Friday, May 6, 2011

Counting Sheep

In my new position as President I never know where the day will take me. This morning I was working on an exhibition for the summer of 2012 on the subject of American Impressionism when I was called away to The Farmers' Museum (our sister institution of which I am also President) to watch young oxen being trained. On my way to the farmyard I noticed a co-worker hovering near the sheep's pen.

When I walked over to see what she was looking at, I saw a sheep with her brand new baby lamb. Naturally, I took out my iPhone and snapped the first picture of this new addition to the museum staff. Within the hour a second lamb was born, much to the delight of the families that happened to be nearby.

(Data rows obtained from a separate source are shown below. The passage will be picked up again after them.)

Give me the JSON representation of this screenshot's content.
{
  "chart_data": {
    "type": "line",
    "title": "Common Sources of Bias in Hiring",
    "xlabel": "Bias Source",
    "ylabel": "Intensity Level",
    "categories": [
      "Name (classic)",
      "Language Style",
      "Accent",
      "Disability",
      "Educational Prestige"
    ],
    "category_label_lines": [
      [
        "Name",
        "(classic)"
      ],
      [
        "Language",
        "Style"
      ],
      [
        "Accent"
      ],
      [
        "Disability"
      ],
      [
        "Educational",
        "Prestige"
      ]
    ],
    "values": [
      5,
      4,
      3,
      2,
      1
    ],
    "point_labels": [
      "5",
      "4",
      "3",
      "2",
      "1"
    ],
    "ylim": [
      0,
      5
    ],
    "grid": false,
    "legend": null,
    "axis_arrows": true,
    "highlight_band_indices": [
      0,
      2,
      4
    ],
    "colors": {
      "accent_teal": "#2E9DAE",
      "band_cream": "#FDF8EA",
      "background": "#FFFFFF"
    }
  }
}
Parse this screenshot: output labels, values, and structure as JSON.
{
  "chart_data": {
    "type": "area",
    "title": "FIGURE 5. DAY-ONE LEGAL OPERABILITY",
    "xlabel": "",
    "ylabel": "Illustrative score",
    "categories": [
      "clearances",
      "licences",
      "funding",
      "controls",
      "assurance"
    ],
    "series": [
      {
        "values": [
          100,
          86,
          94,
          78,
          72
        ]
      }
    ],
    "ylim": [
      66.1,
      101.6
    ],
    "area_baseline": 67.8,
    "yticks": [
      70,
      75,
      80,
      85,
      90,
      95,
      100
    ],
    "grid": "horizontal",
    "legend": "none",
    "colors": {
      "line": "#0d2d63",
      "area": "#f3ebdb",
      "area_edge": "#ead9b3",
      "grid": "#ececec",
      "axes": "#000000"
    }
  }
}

Any time something like this happens I am reminded of the original vision of the two museums here in Cooperstown -- The Farmers' Museum and the Fenimore Art Museum -- and how much they were always meant to complement each other. Folk art and paintings of everyday life at the Fenimore, living history and real animals at the Farm. This time was no exception.

When I saw the new-born lamb I thought immediately of the painting we have tucked away in storage, depicting a Cotswold ram at the Van Wagenen farm in Lawyersville, New York in the 1860s. It was painted by Thomas Kirby Van Zandt, and the note in our files indicate that the original owner thought it was a remarkable likeness of an animal known for its personality. Now we have another living example of an ongoing livestock tradition in upstate New York to give this artwork meaning and immediacy.

There's even another connection: Jared Van Wagenen, Jr., whose father owned the ram in the painting, wrote the classic book 'The Golden Age of Homespun" for us back in the 1950s. His descriptions of the era depicted in the painting, and recreated at The Farmers' Museum, have enthralled generations of readers. But even he would admit that you can't beat the real thing.

Wednesday, May 4, 2011

The Eyes Have It

On my recent trip to Dallas to attend the opening of the Fenimore Art Museum's Thaw Collection of American Indian Art at the Dallas Museum of Art, I came across this curious painting at the Amon Carter Museum in Fort Worth. It struck me as another fine example of an itinerant folk artist's penchant for depicting sitters as they were, rather than as an idealized version of themselves.

Ammi Phillips was a prolific painter in the valleys and towns of eastern New York State and western New England in the first half of the nineteenth century. He is well known for employing stock poses in order to speed up production of his portraits. But he did so with such fluid and graceful brushwork that the paintings are elegant and refined even in their sameness. And his sitters didn't seem to mind that they looked like so many others' portraits that they must have seen in their villages.

Yet despite this sameness, Phillips often captured something unique to each sitter. In this case, it was an obvious crossed eye. This young girl and her parents must not have seen this condition as a major flaw, for by all indications they accepted this finished portrait and it descended in the girl's family.

It's entirely possible that some might look at this painting, not having seen Phillips' work before, and attribute the crossed eye to a lack of painting skill. That view is problematic for many reasons, chief among them is this: the cat's eyes are perfect.